Award-winning short story writer Fin J. Ross presents her first collection of mystery stories.

These 15 deadly tales – eight of which won category prizes in the annual Scarlet Stiletto Awards run by Sisters in Crime Australia – will transport you from the Victorian goldfields to Victorian England; from the freezing climes of Antarctica to the Faroe Islands; from outback Queensland to the planet Kyrnos; and so many places in between.

Get set for a whirlwind mystery tour, expect the unexpected, and choose your companions wisely in award-winner Fin J. Ross‘ Tuesday Jocks.

~*~

Clan Destine Press’s fabulous Crime Waves series continues with a murder and mayhem filled collection of fifteen stories from Fin J Ross that traverse a titillating array of themes and stories. Whether it is linguistics as clues, crimes of the future, Antarctic communities of women separate from men, missing underwear and bushrangers, as well as a fantastic Sherlock Holmes retelling that centres Mrs Hudson, each one has humour, crime, murder and lots of different perspectives for readers to explore.

The stories are dark and light, and everything in between, whether on earth, in history or on a different place entirely. Each story is a different examination of crime, its investigators, its perpetrators, and its victims, or the almost victims in some cases, showing that the crime and mystery genre has great depths that Finn J Ross has dug into to tell her stories, some of which have satisfying endings, and others may not be resolved, and others have a few surprises in store – surprises that change the trajectory and purpose of the story. I liked these ones, because we got something that we least expected, something that readers may not think will happen in crime. As I was reading these stories, I found that Finn was able to seamlessly write in a range of different voices and perspectives, and used research effectively to explore future worlds or the past, and how current events might impact the future and the implications this might have for crime.

The ones that won awards in the Scarlett Stiletto awards over the years – listed at the back – were ones that earned their award. I could see why, because they all had that special something that makes a story stand out and work effectively, that sings and dances off the page and makes the reader think, or at the very least, entertains them. Or both – the best ones did both, and encouraged readers to examine what the world could become given the way things have been going and what might happen – even though it is fiction. It’s quite eerie when fiction starts to hint at what might really happen in the world. It reminds us that we’re not that far away from a disaster that could see some of these stories become a reality.

It’s the unsettling stories like these that make crime work, that ensure readers sit up and pay attention, because they get into the grittiness of crime, and the extremes of crime.
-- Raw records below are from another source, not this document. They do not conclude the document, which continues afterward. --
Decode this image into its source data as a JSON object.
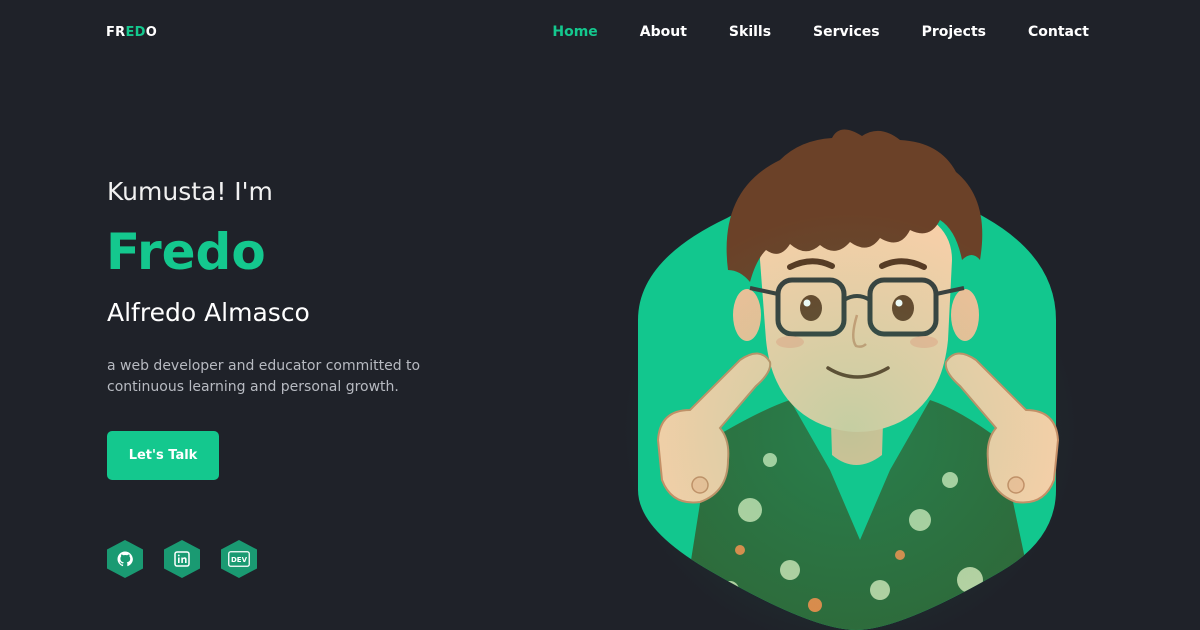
{
  "logo": {
    "part1": "FR",
    "part2": "ED",
    "part3": "O"
  },
  "nav": {
    "items": [
      {
        "label": "Home",
        "active": true
      },
      {
        "label": "About"
      },
      {
        "label": "Skills"
      },
      {
        "label": "Services"
      },
      {
        "label": "Projects"
      },
      {
        "label": "Contact"
      }
    ]
  },
  "hero": {
    "greeting": "Kumusta! I'm",
    "name": "Fredo",
    "fullname": "Alfredo Almasco",
    "tagline": "a web developer and educator committed to continuous learning and personal growth.",
    "cta_label": "Let's Talk"
  },
  "socials": [
    {
      "icon": "github-icon"
    },
    {
      "icon": "linkedin-icon"
    },
    {
      "icon": "dev-icon",
      "label": "DEV"
    }
  ],
  "colors": {
    "background": "#1f2229",
    "accent": "#14c88e",
    "social_bg": "#1a9a72"
  }
}
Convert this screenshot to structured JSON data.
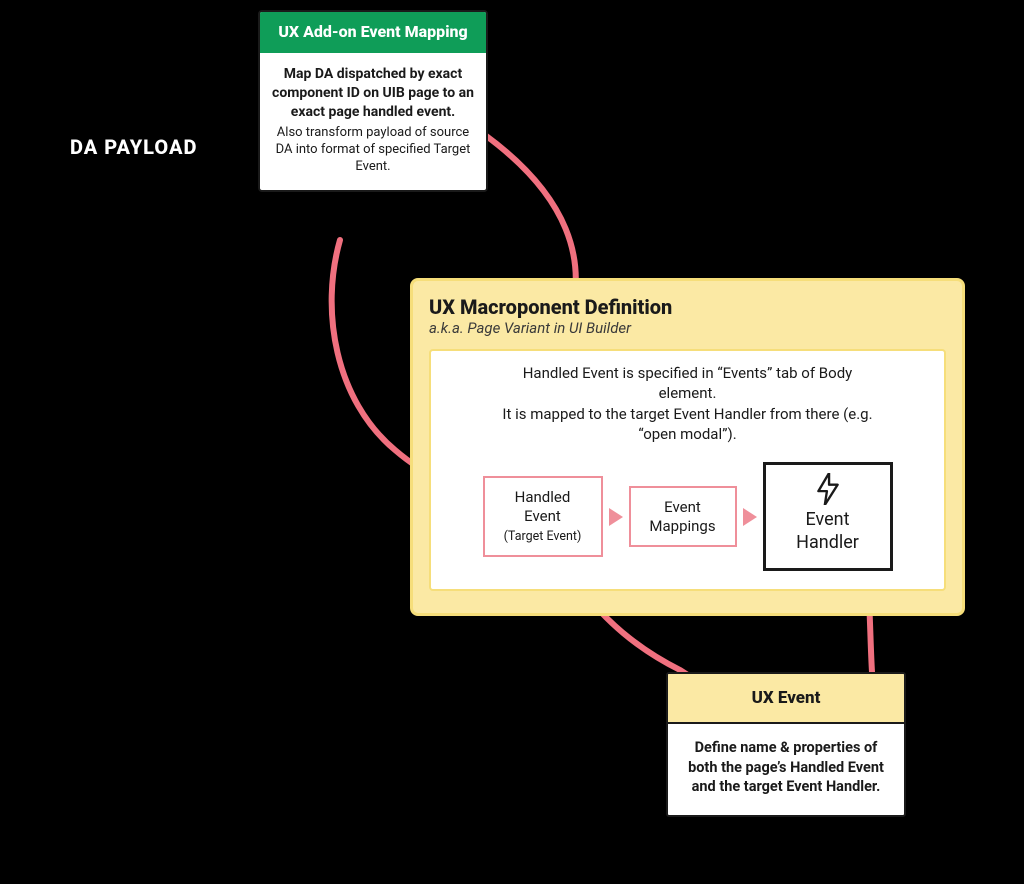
{
  "labels": {
    "da_payload": "DA PAYLOAD"
  },
  "addon_card": {
    "title": "UX Add-on Event Mapping",
    "body_bold": "Map DA dispatched by exact component ID on UIB page to an exact page handled event.",
    "body_sub": "Also transform payload of source DA into format of specified Target Event."
  },
  "macro_card": {
    "title": "UX Macroponent Definition",
    "subtitle": "a.k.a. Page Variant in UI Builder",
    "desc": "Handled Event is specified in “Events” tab of Body element.\nIt is mapped to the target Event Handler from there (e.g. “open modal”).",
    "handled_event": {
      "line1": "Handled",
      "line2": "Event",
      "sub": "(Target Event)"
    },
    "event_mappings": {
      "line1": "Event",
      "line2": "Mappings"
    },
    "event_handler": {
      "line1": "Event",
      "line2": "Handler"
    }
  },
  "ux_event_card": {
    "title": "UX Event",
    "body": "Define name & properties of both the page’s Handled Event and the target Event Handler."
  },
  "colors": {
    "connector": "#f0707f",
    "header_green": "#0f9d58",
    "yellow_bg": "#fbe9a4",
    "yellow_border": "#f6de7a",
    "pink_border": "#ef8f9a"
  }
}
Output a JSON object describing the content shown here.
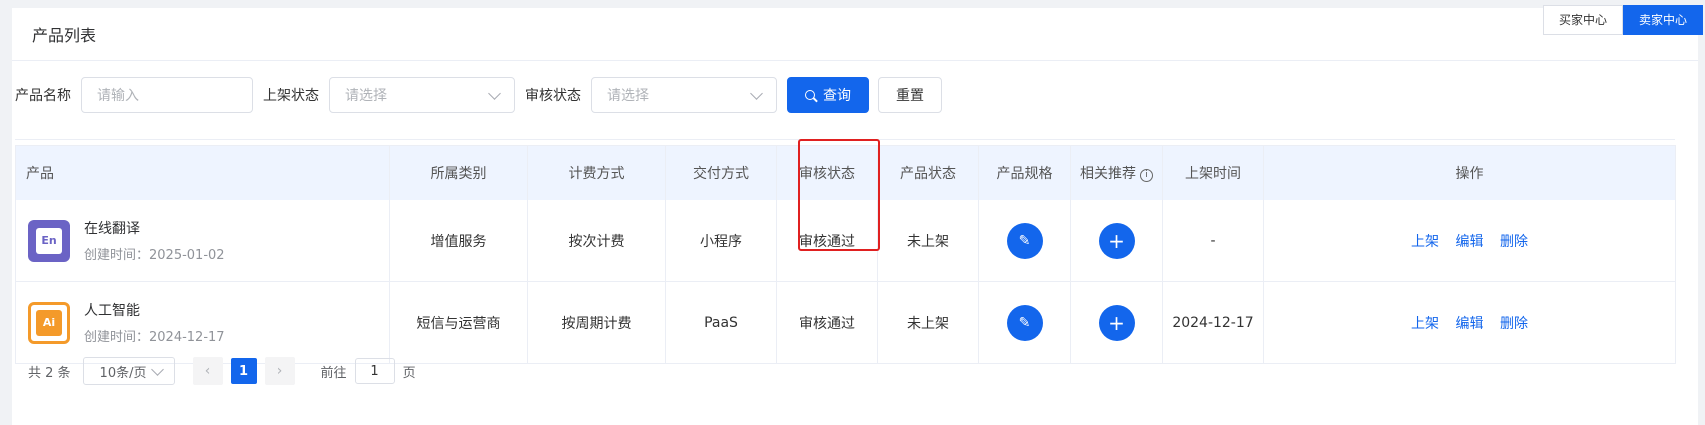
{
  "topbar": {
    "buyer": "买家中心",
    "seller": "卖家中心"
  },
  "card": {
    "title": "产品列表"
  },
  "filters": {
    "product_name_label": "产品名称",
    "product_name_placeholder": "请输入",
    "shelf_status_label": "上架状态",
    "shelf_status_placeholder": "请选择",
    "audit_status_label": "审核状态",
    "audit_status_placeholder": "请选择",
    "query_button": "查询",
    "reset_button": "重置"
  },
  "table": {
    "columns": [
      "产品",
      "所属类别",
      "计费方式",
      "交付方式",
      "审核状态",
      "产品状态",
      "产品规格",
      "相关推荐",
      "上架时间",
      "操作"
    ],
    "rows": [
      {
        "logo": "En",
        "name": "在线翻译",
        "created": "创建时间：2025-01-02",
        "category": "增值服务",
        "billing": "按次计费",
        "delivery": "小程序",
        "audit": "审核通过",
        "status": "未上架",
        "listed": "-",
        "ops": [
          "上架",
          "编辑",
          "删除"
        ]
      },
      {
        "logo": "Ai",
        "name": "人工智能",
        "created": "创建时间：2024-12-17",
        "category": "短信与运营商",
        "billing": "按周期计费",
        "delivery": "PaaS",
        "audit": "审核通过",
        "status": "未上架",
        "listed": "2024-12-17",
        "ops": [
          "上架",
          "编辑",
          "删除"
        ]
      }
    ]
  },
  "pager": {
    "total": "共 2 条",
    "page_size": "10条/页",
    "current": "1",
    "goto_label": "前往",
    "goto_value": "1",
    "goto_suffix": "页"
  },
  "colors": {
    "primary": "#1366ec",
    "success": "#67c23a",
    "highlight": "#e02020"
  }
}
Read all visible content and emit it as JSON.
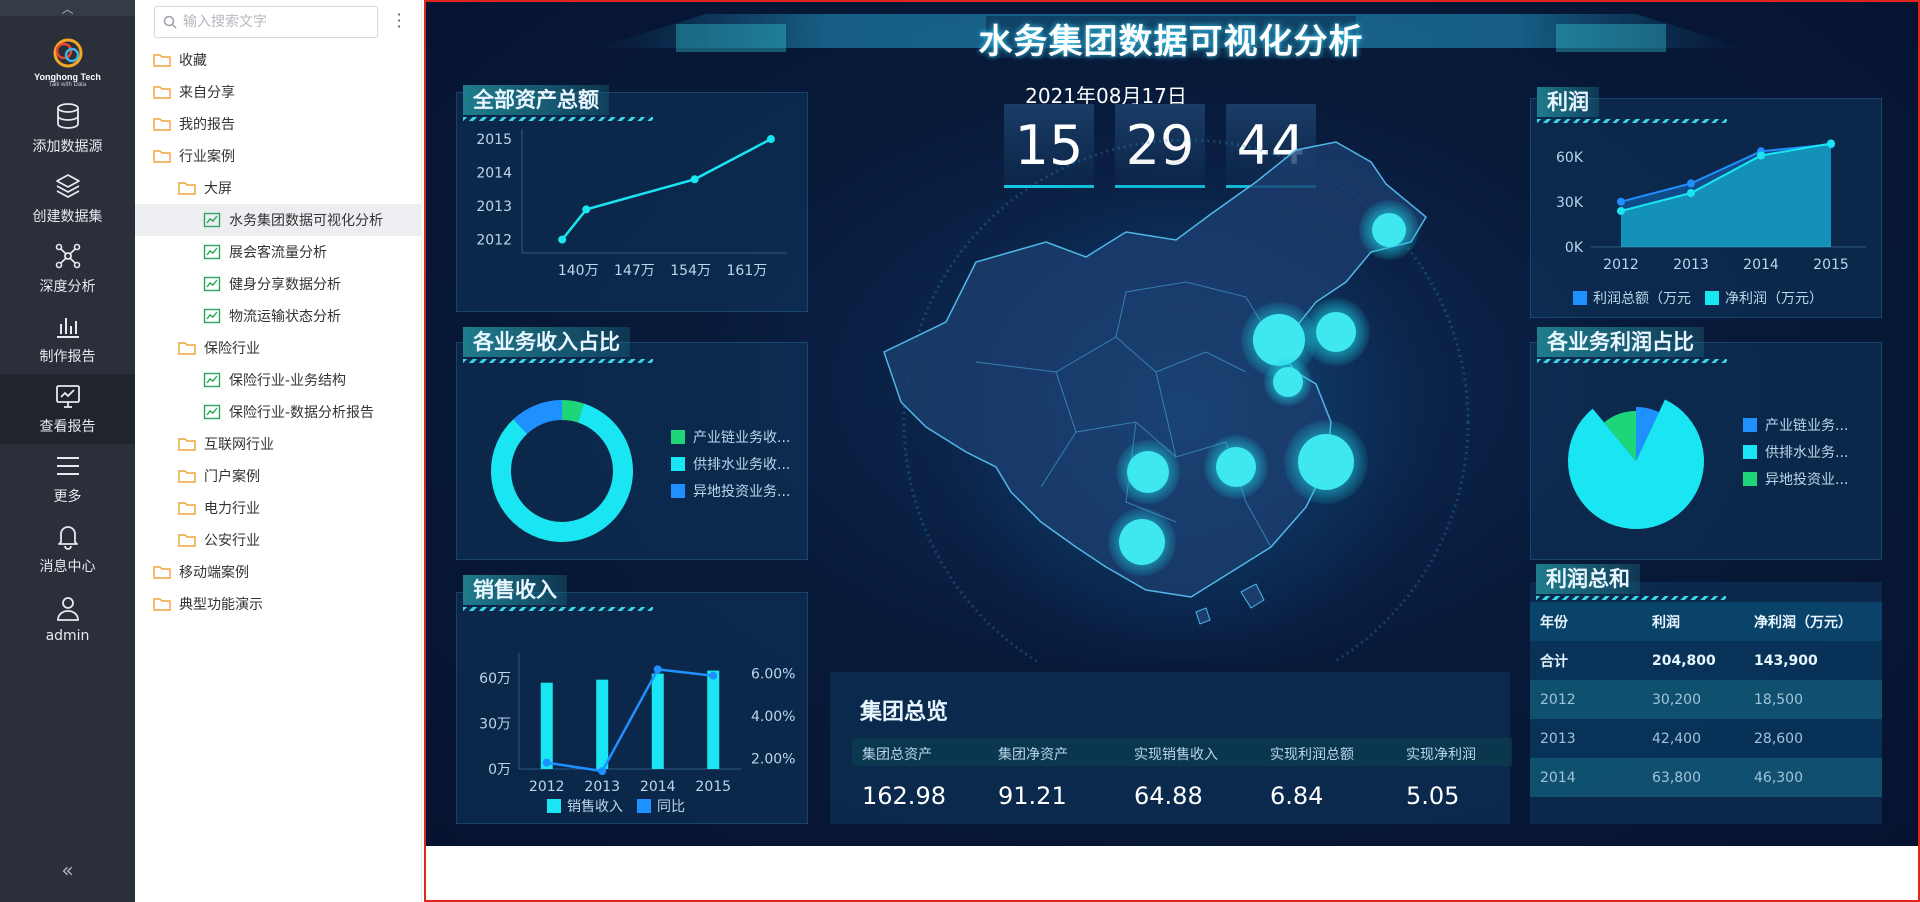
{
  "rail": {
    "brand": "Yonghong Tech",
    "slogan": "Talk with Data",
    "items": [
      {
        "label": "添加数据源",
        "icon": "database-icon"
      },
      {
        "label": "创建数据集",
        "icon": "layers-icon"
      },
      {
        "label": "深度分析",
        "icon": "network-icon"
      },
      {
        "label": "制作报告",
        "icon": "bar-chart-icon"
      },
      {
        "label": "查看报告",
        "icon": "monitor-chart-icon"
      },
      {
        "label": "更多",
        "icon": "menu-icon"
      },
      {
        "label": "消息中心",
        "icon": "bell-icon"
      },
      {
        "label": "admin",
        "icon": "user-icon"
      }
    ],
    "active_index": 4
  },
  "tree": {
    "search_placeholder": "输入搜索文字",
    "items": [
      {
        "label": "收藏",
        "type": "folder",
        "depth": 0
      },
      {
        "label": "来自分享",
        "type": "folder",
        "depth": 0
      },
      {
        "label": "我的报告",
        "type": "folder",
        "depth": 0
      },
      {
        "label": "行业案例",
        "type": "folder",
        "depth": 0
      },
      {
        "label": "大屏",
        "type": "folder",
        "depth": 1
      },
      {
        "label": "水务集团数据可视化分析",
        "type": "report",
        "depth": 2,
        "selected": true
      },
      {
        "label": "展会客流量分析",
        "type": "report",
        "depth": 2
      },
      {
        "label": "健身分享数据分析",
        "type": "report",
        "depth": 2
      },
      {
        "label": "物流运输状态分析",
        "type": "report",
        "depth": 2
      },
      {
        "label": "保险行业",
        "type": "folder",
        "depth": 1
      },
      {
        "label": "保险行业-业务结构",
        "type": "report",
        "depth": 2
      },
      {
        "label": "保险行业-数据分析报告",
        "type": "report",
        "depth": 2
      },
      {
        "label": "互联网行业",
        "type": "folder",
        "depth": 1
      },
      {
        "label": "门户案例",
        "type": "folder",
        "depth": 1
      },
      {
        "label": "电力行业",
        "type": "folder",
        "depth": 1
      },
      {
        "label": "公安行业",
        "type": "folder",
        "depth": 1
      },
      {
        "label": "移动端案例",
        "type": "folder",
        "depth": 0
      },
      {
        "label": "典型功能演示",
        "type": "folder",
        "depth": 0
      }
    ]
  },
  "dashboard": {
    "title": "水务集团数据可视化分析",
    "date": "2021年08月17日",
    "clock": [
      "15",
      "29",
      "44"
    ],
    "colors": {
      "cyan": "#19e6f2",
      "blue": "#1e90ff",
      "green": "#1ed67a",
      "accent": "#13c8e6"
    },
    "assets": {
      "title": "全部资产总额",
      "y_labels": [
        "2015",
        "2014",
        "2013",
        "2012"
      ],
      "x_labels": [
        "140万",
        "147万",
        "154万",
        "161万"
      ],
      "points": [
        [
          138,
          2012
        ],
        [
          141,
          2012.9
        ],
        [
          154.5,
          2013.8
        ],
        [
          164,
          2015
        ]
      ]
    },
    "revenue_share": {
      "title": "各业务收入占比",
      "legend": [
        "产业链业务收...",
        "供排水业务收...",
        "异地投资业务..."
      ],
      "values": [
        0.05,
        0.83,
        0.12
      ]
    },
    "sales": {
      "title": "销售收入",
      "y_left": [
        "60万",
        "30万",
        "0万"
      ],
      "y_right": [
        "6.00%",
        "4.00%",
        "2.00%"
      ],
      "categories": [
        "2012",
        "2013",
        "2014",
        "2015"
      ],
      "bars": [
        57,
        59,
        63,
        65
      ],
      "line": [
        1.8,
        1.4,
        6.2,
        5.9
      ],
      "legend": [
        "销售收入",
        "同比"
      ]
    },
    "profit": {
      "title": "利润",
      "y_labels": [
        "60K",
        "30K",
        "0K"
      ],
      "categories": [
        "2012",
        "2013",
        "2014",
        "2015"
      ],
      "series": [
        {
          "name": "利润总额（万元",
          "values": [
            30200,
            42400,
            63800,
            68400
          ]
        },
        {
          "name": "净利润（万元）",
          "values": [
            24000,
            36000,
            61000,
            69000
          ]
        }
      ]
    },
    "profit_share": {
      "title": "各业务利润占比",
      "legend": [
        "产业链业务...",
        "供排水业务...",
        "异地投资业..."
      ],
      "values": [
        0.07,
        0.82,
        0.11
      ]
    },
    "overview": {
      "title": "集团总览",
      "columns": [
        "集团总资产",
        "集团净资产",
        "实现销售收入",
        "实现利润总额",
        "实现净利润"
      ],
      "values": [
        "162.98",
        "91.21",
        "64.88",
        "6.84",
        "5.05"
      ]
    },
    "profit_table": {
      "title": "利润总和",
      "headers": [
        "年份",
        "利润",
        "净利润（万元）"
      ],
      "rows": [
        [
          "合计",
          "204,800",
          "143,900"
        ],
        [
          "2012",
          "30,200",
          "18,500"
        ],
        [
          "2013",
          "42,400",
          "28,600"
        ],
        [
          "2014",
          "63,800",
          "46,300"
        ]
      ]
    }
  }
}
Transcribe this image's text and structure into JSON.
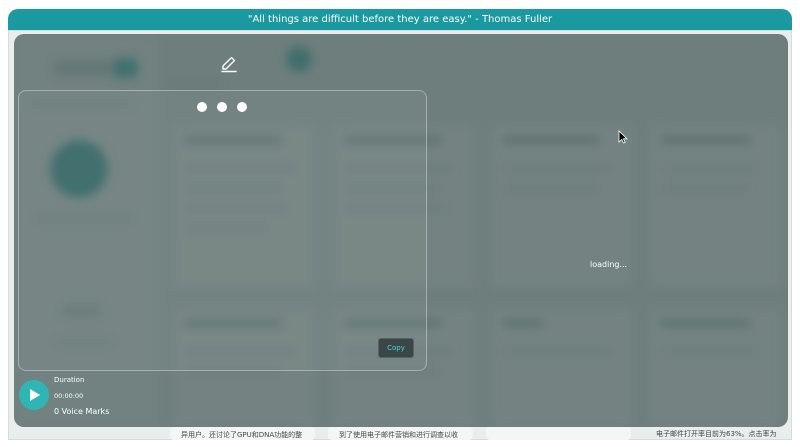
{
  "banner": {
    "quote": "\"All things are difficult before they are easy.\" - Thomas Fuller"
  },
  "recorder": {
    "copy_label": "Copy",
    "duration_label": "Duration",
    "duration_value": "00:00:00",
    "voice_marks": "0 Voice Marks"
  },
  "status": {
    "loading_text": "loading..."
  },
  "background_cards": {
    "snippet_1": "异用户。还讨论了GPU和DNA功能的整",
    "snippet_2": "到了使用电子邮件营销和进行调查以收",
    "snippet_3": "电子邮件打开率目前为63%。点击率为"
  },
  "colors": {
    "accent": "#1a9aa0",
    "play": "#2fb6b4",
    "overlay": "#4f6260"
  },
  "icons": {
    "edit": "pencil-icon",
    "play": "play-icon",
    "cursor": "cursor-icon"
  }
}
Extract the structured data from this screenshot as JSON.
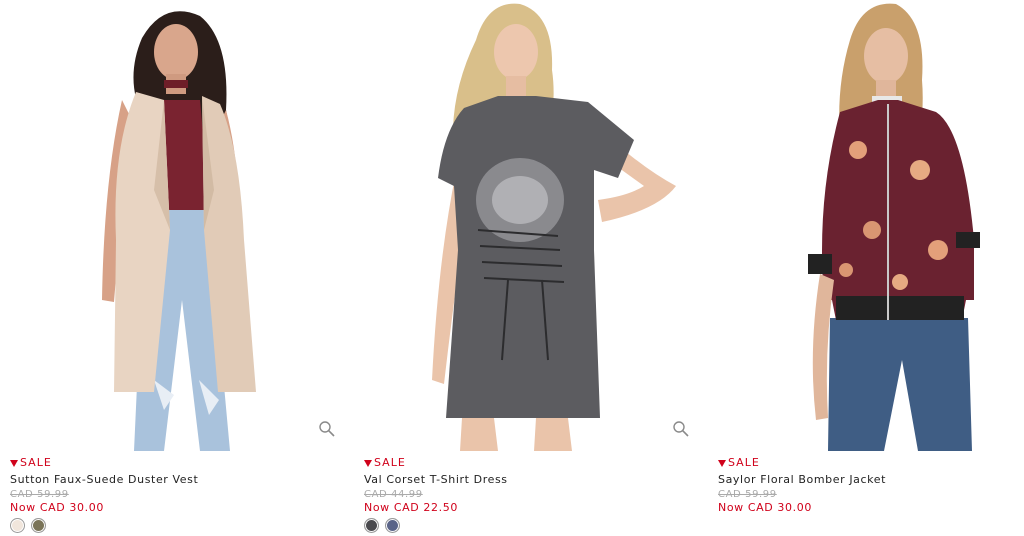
{
  "products": [
    {
      "sale_label": "SALE",
      "name": "Sutton Faux-Suede Duster Vest",
      "original_price": "CAD 59.99",
      "now_price": "Now CAD 30.00",
      "swatch_colors": [
        "#f1e6dc",
        "#7a7458"
      ]
    },
    {
      "sale_label": "SALE",
      "name": "Val Corset T-Shirt Dress",
      "original_price": "CAD 44.99",
      "now_price": "Now CAD 22.50",
      "swatch_colors": [
        "#4a4a4e",
        "#5a6488"
      ]
    },
    {
      "sale_label": "SALE",
      "name": "Saylor Floral Bomber Jacket",
      "original_price": "CAD 59.99",
      "now_price": "Now CAD 30.00",
      "swatch_colors": []
    }
  ],
  "icons": {
    "sale_marker": "triangle-down-icon",
    "zoom": "magnifier-icon"
  },
  "colors": {
    "sale_red": "#d0021b",
    "text": "#222222",
    "strike": "#aaaaaa"
  }
}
It’s a world that really does have shades of grey, where a motive may or may not make sense, where justice may or may not be served, but where we read to see villains get some kind of comeuppance. I think readers will love these stories, relishing in the array of femininity explored throughout as women are given a voice within the crime genre that has often been lacking at times, and is starting to grow – and every story, whether it is a short story, a novel, an anthology or true crime, adds to this. And Finn J Ross’s new anthology is no exception.